Given this outcome, UPS and TNT Express entered a separate agreement to terminate the merger protocol, and we withdrew
our formal offer for TNT Express. We paid a termination fee to TNT Express of €200 million ($268 million) under this
agreement, and also incurred transaction-related expenses of $16 million during the first quarter of 2013. The combination of
these items resulted in a pre-tax charge of $284 million ($177 million after-tax), which impacted our International Package
segment.
Gain upon the Liquidation of a Foreign Subsidiary
Subsequent to the termination of the merger protocol, we liquidated a foreign subsidiary that would have been used to
acquire the outstanding shares of TNT Express in connection with the proposed acquisition. Upon the liquidation of this
subsidiary in the first quarter of 2013, we realized a pre-tax foreign currency gain of $245 million ($213 million after-tax),
which impacted our International Package segment.
NOTE 16. QUARTERLY INFORMATION (unaudited)

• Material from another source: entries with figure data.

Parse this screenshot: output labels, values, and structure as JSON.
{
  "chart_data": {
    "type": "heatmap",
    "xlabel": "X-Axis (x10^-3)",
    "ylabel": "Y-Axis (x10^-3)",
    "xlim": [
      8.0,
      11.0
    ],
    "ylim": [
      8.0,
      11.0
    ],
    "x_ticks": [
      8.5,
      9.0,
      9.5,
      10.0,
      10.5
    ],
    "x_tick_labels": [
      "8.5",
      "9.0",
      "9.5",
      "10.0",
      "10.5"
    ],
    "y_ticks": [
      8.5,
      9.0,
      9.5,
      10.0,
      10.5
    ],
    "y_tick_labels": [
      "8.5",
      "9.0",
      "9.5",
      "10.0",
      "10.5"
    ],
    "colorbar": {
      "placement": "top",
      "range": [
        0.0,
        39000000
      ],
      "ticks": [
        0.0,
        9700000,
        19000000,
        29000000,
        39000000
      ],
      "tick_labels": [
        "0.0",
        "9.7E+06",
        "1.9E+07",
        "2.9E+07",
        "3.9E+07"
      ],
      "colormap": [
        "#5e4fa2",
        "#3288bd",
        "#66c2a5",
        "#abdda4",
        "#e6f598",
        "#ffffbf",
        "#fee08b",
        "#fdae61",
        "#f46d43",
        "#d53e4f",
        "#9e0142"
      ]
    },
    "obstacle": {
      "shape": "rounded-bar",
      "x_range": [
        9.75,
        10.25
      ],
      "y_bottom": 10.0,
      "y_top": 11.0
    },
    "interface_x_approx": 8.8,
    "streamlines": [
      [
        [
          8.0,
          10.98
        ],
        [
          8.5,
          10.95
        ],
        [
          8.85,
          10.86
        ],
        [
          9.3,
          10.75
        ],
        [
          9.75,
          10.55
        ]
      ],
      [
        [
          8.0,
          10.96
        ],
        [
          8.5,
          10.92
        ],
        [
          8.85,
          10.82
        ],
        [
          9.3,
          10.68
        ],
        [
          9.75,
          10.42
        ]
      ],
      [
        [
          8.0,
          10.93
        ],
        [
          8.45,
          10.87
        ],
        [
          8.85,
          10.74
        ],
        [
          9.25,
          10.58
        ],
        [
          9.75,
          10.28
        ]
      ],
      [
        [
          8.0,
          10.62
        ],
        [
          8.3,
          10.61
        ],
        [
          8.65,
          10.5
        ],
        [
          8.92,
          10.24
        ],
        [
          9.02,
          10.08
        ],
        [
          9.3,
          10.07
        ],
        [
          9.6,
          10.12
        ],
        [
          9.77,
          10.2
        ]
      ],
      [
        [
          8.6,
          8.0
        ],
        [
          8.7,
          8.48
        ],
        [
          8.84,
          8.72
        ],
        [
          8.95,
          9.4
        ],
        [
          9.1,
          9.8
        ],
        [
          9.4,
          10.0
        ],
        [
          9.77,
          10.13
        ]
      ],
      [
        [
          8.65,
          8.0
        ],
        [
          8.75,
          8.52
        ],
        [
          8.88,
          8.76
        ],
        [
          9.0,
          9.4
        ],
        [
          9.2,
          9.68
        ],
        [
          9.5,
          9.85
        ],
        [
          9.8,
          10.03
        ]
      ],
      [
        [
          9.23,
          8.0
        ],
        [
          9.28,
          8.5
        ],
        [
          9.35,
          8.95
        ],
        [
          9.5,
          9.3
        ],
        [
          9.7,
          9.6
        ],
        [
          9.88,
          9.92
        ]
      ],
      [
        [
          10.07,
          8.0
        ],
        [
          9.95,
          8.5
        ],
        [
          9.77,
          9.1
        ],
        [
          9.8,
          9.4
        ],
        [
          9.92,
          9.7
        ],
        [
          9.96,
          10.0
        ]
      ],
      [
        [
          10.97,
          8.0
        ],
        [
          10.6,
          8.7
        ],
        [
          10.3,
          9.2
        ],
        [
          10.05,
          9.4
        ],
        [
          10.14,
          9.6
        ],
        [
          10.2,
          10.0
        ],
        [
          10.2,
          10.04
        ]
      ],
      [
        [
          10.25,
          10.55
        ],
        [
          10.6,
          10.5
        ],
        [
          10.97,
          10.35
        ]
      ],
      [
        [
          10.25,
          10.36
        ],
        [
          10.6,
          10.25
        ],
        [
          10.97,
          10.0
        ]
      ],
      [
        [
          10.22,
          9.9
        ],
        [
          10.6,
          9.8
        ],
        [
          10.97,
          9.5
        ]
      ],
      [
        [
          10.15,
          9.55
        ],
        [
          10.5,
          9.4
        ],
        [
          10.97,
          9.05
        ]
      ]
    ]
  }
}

Our revenue, segment operating profit, net income, basic and diluted earnings per share on a quarterly basis are presented
below (in millions, except per share amounts):
First Quarter Second Quarter Third Quarter Fourth Quarter
2014 2013 2014 2013 2014 2013 2014 2013
Revenue:
U.S. Domestic Package $ 8,488 $ 8,271 $ 8,668 $ 8,241 $ 8,691 $ 8,254 $ 10,004 $ 9,308
International Package 3,127 2,978 3,252 3,062 3,183 3,017 3,426 3,372
Supply Chain & Freight 2,164 2,185 2,348 2,204 2,416 2,250 2,465 2,296
Total revenue 13,779 13,434 14,268 13,507 14,290 13,521 15,895 14,976
Operating profit (loss):
U.S. Domestic Package 927 1,085 209 1,132 1,279 1,186 444 1,200
International Package 438 352 444 451 460 417 335 537
Supply Chain & Freight 148 143 94 159 215 201 (25) 171
Total operating profit 1,513 1,580 747 1,742 1,954 1,804 754 1,908
Net income $ 911 $ 1,037 $ 454 $ 1,071 $ 1,214 $ 1,097 $ 453 $ 1,167
Net income per share:
Basic $ 0.99 $ 1.09 $ 0.49 $ 1.14 $ 1.33 $ 1.17 $ 0.50 $ 1.26
Diluted $ 0.98 $ 1.08 $ 0.49 $ 1.13 $ 1.32 $ 1.16 $ 0.49 $ 1.25
Operating profit for the quarter ended December 31, 2014 was impacted by two items, as follows:
A mark-to-market loss of $1.062 billion on our pension and postretirement benefit plans related to the remeasurement
of plan assets and liabilities recognized outside of a 10% corridor (allocated as follows—U.S. Domestic Package $660
million, International Package $200 million, Supply Chain & Freight $202 million). This loss reduced net income by
$670 million, and basic and diluted earnings per share by $0.74.
A pre-tax charge of $36 million associated with the remeasurement and settlement of postretirement health and welfare
benefit obligations for certain employees covered by collective bargaining agreements (allocated as follows—U.S.
Domestic Package $33 million, International Package $1 million, Supply Chain & Freight $2 million). This charge
reduced net income by $22 million, and basic and diluted earnings per share by $0.02.